On April 16th, 2013 I found myself looking down a desolate street, filled with devastation that could only be seen by the remnants of debris floating across the pavement. It was a heart wrenching moment to only begin to realize the events that occured only a day prior that shook me to my core. As I stood amongst the flowers, reporters, mourners and security detail I recall finding a moment of peace in the music of a man sitting on the stairs of a building overlooking the scene. When I turned to walk I felt a tap on my shoulder. Once, twice and then a man's voice inquiring as to my willingness to answer a few questions. In those few moments a thought came across my mind..."It is not my story to tell." And so I walked away.
I had trained for a short period of time and stumbled into qualifying for the Boston Marathon in 2010. Through a series of events that could only be described as divine timing or divine intervention I found myself at the starting line in Boston in 2013. It was a cool, yet beautiful day for a race. The fans were nothing short of spectacular and encouraging. I held my pace for the first 18 miles than found my body beginning to fade into the fatigue and cramping that set in. As I had done many times before I promised my body that upon crossing the finish line I would check in with the med tent and recover alongside others who had succumb to the perils of running.
I could see the finish line, I walked, I ran, I walked some more and at last, I crossed that coveted finish line that so many runners long to cross. In the moment it was bitter sweet. I had finished but not in the time I hoped. Nevertheless I found my way to the medical tent which was just across the finish and made my way in. I was immediately attended to and within minutes found myself resting, waiting for fluid. And then it happened. The first thunder came in a wave that shook everything and everyone. It brought curiosity to the faces of those within the tent. And then again..boom. Shaking, rattling and instantly you knew what had occured. Sheer panic set in, fear like nothing I had ever felt before and desperation to escape. I watched as the volunteers quickly stepped into disaster and rescue mode. Within moments the first of the injured were brought in and instantly my life was changed. I had never been this close to tragedy and terror, yet so close to humanity at the same time.
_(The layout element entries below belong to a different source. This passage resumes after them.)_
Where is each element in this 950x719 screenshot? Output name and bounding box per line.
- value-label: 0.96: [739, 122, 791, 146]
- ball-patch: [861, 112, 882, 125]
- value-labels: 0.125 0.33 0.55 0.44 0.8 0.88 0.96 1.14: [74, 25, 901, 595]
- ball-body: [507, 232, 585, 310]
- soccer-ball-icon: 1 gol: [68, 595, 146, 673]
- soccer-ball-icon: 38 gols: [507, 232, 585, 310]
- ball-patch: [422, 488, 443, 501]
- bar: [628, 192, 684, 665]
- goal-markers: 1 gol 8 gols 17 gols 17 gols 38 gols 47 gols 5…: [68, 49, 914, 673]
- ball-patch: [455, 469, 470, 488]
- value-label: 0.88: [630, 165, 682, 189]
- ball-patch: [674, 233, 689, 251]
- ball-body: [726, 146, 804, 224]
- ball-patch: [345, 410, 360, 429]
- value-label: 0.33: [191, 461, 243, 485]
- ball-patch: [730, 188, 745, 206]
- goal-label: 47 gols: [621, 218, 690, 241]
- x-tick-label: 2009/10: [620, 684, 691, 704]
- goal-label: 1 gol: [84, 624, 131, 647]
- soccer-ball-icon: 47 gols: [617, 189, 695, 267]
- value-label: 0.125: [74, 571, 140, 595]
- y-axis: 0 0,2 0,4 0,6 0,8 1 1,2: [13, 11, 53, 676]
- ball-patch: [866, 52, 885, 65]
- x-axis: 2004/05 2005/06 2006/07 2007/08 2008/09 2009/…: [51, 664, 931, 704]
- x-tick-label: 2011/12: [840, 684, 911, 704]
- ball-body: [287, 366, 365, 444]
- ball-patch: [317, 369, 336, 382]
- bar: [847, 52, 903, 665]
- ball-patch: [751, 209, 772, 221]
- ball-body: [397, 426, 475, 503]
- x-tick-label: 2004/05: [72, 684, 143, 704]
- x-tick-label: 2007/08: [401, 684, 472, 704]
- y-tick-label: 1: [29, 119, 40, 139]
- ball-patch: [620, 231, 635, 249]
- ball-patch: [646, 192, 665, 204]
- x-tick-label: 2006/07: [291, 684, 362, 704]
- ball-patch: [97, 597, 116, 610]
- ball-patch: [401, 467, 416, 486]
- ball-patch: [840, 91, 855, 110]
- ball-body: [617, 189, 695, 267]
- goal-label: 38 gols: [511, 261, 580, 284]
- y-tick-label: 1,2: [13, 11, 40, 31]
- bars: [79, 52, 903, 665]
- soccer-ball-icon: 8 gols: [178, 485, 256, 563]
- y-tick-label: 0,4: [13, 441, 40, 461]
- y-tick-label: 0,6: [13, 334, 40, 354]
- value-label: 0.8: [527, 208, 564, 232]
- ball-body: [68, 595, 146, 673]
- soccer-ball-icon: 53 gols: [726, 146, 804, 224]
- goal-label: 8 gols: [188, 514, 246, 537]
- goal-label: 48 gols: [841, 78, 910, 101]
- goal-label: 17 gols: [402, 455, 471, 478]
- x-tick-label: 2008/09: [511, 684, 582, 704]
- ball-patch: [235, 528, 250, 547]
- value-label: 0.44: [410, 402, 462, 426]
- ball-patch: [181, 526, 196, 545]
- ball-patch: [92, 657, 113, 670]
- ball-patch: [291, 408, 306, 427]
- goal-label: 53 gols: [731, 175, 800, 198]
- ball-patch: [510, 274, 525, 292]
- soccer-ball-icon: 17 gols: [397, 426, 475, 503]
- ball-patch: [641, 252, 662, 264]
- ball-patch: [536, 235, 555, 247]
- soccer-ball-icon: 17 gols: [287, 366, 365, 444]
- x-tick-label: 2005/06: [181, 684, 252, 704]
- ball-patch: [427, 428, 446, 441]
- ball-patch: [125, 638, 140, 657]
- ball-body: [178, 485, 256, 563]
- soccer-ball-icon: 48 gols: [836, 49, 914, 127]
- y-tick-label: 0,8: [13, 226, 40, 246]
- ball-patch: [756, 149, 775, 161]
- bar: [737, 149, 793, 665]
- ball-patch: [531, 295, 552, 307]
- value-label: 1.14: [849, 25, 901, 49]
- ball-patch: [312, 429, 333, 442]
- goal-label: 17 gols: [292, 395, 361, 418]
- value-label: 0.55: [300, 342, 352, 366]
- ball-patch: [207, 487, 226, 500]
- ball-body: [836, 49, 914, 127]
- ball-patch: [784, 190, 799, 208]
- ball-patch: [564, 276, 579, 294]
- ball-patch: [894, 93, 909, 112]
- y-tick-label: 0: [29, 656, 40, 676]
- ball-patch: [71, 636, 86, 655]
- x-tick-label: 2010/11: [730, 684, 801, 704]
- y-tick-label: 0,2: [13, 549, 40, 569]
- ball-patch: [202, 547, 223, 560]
I didn't speak about these events, or the death and devastation I witnessed in the victims eyes. I didn't share about the panic that came as I left the tent, running for my life as they shouted the possibility of a third bomb, and to finding my family whom I had no way of getting in touch with or being in a city on lock down for 3 days as they pursued those responsible. I suffered silently and kept the PTSD hidden inside. Why you might ask? Because someone else had it worse. It was their story, not mine. I wasn't physically injured or suffered the loss of a loved one, I walked away.
So why now, why bring this up 5 years later? It has taken me this long to heal my body, mind and spirit from the tragedy and ripple effects of that day. Within 5 months I was bed-ridden with illness, from which it took over a year to uncover the cause. The PTSD from this event, the trauma that was suffered, un-resolved trauma from a life lived had all manifested itself as dis-ease within my body.
Now saying that I am a survivor of the bombings is a privilege and every aspect of my being thanks me. I have honored who I am and my journey through the dark night. What I needed was to hold space for the emotions to flow and finding the lessons within to release. ThetaHealing® was the gift that gave me this opportunity. I now advocate and walk alongside others, through this modality, as they do the same.
The only person that needs to give you permission to heal is you.
Honor your journey. Allow the healing to happen and release the trauma that is holding you back.
Advocate for living your best life and finding inspiration in stories and personal journeys.